After news of the African American dean’s resignation broke, Tennessee State University Men’s Initiative Program Coordinator GeColby J. Youngblood penned an open letter to UA officials, alleging that Riley’s resignation was the result of “the University of Alabama, again, being a historically racist institution, to the detriment of a Black person.”
Youngblood noted that he was considering attending UA to obtain his Ph.D., partially motivated by the fact that Riley was serving as the Dean of Students, but that he would no longer be open to the possibility of attending the “hubris space.”

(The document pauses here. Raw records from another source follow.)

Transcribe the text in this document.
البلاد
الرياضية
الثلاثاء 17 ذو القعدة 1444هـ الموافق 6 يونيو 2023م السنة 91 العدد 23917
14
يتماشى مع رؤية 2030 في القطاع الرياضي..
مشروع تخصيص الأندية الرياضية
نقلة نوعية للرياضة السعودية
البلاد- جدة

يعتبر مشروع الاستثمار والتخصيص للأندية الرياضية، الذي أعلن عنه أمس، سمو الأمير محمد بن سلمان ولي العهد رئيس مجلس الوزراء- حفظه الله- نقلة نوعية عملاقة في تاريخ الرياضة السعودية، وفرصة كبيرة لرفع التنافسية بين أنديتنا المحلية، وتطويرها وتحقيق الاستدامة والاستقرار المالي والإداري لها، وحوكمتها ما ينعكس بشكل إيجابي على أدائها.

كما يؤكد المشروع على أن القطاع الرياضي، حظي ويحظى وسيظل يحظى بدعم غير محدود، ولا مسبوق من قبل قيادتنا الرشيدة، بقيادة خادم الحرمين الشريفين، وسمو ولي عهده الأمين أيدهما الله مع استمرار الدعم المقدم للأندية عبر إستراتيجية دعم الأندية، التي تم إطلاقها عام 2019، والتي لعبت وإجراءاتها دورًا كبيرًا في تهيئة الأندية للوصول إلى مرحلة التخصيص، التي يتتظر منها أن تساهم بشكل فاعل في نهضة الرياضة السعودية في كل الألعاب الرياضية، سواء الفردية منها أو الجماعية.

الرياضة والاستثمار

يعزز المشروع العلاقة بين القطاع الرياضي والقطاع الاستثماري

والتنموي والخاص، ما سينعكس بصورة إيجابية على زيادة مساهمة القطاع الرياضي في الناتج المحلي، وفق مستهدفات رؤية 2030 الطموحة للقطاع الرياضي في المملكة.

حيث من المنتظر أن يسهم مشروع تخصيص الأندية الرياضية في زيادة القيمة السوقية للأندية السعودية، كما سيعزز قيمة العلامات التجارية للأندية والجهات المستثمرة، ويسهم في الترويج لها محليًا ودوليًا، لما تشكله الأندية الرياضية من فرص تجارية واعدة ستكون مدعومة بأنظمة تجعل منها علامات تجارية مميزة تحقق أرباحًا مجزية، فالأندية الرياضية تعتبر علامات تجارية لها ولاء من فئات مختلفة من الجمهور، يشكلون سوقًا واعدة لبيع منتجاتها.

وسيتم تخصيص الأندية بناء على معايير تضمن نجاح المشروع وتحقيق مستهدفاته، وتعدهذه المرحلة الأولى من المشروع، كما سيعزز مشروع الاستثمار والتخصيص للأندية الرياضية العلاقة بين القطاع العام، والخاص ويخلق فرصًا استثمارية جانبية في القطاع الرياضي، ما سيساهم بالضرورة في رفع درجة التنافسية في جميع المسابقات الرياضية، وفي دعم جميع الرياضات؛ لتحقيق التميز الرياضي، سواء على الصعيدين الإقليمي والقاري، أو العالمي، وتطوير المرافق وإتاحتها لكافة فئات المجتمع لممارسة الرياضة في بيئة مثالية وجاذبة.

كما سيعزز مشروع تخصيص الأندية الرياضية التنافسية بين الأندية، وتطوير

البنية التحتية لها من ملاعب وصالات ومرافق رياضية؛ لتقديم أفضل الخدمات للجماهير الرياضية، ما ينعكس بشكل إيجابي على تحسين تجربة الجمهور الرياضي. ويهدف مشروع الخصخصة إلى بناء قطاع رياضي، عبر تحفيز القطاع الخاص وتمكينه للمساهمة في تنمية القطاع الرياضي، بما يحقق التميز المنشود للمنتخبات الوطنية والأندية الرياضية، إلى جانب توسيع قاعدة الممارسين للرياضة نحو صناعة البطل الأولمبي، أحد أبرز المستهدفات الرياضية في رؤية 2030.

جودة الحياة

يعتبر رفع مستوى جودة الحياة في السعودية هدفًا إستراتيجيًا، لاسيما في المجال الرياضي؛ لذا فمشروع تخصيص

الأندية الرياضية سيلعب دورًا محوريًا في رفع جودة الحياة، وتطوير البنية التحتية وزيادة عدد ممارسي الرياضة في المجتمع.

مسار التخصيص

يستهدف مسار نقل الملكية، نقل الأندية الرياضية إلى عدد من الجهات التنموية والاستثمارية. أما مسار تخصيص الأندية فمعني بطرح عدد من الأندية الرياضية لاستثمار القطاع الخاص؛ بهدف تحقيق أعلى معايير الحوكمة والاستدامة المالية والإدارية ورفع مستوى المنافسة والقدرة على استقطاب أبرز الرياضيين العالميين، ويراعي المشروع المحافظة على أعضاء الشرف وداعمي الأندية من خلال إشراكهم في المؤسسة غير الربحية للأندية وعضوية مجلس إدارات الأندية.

Youngblood questioned how “an ultra-conservative, unaffiliated...political group," presumably Breitbart, was able to obtain “access to communicate with the University” regarding Riley, as well as whether or not the university was sincerely “committed to diversity, inclusion, and equity in University leadership.”
The Tennessee State official invoked historic images of the University of Alabama during the Civil Rights era, as well as the state’s overall history with racism, including the arrest of Rosa Parks, and the fact that Montgomery, Ala. was once the capital of the Confederate States of America.
“Dr. Riley’s tweets helped me realize a truth: the University of Alabama is a privileged academic space idolized by a state that, arguably, owns one of the most racist histories in the world—a hubris space, that is not, and never wants to be, a space intended for me, nor other prospective scholars like me,” Youngblood wrote.
The TSU official concluded his letter by asking, “Perhaps, the University of Alabama is where ‘Legends Are Made’—but must it always develop greatness from the wrong side of history?”
Campus Reform reached out to Youngblood and the University of Alabama for comment, but did not receive a response in time for publication.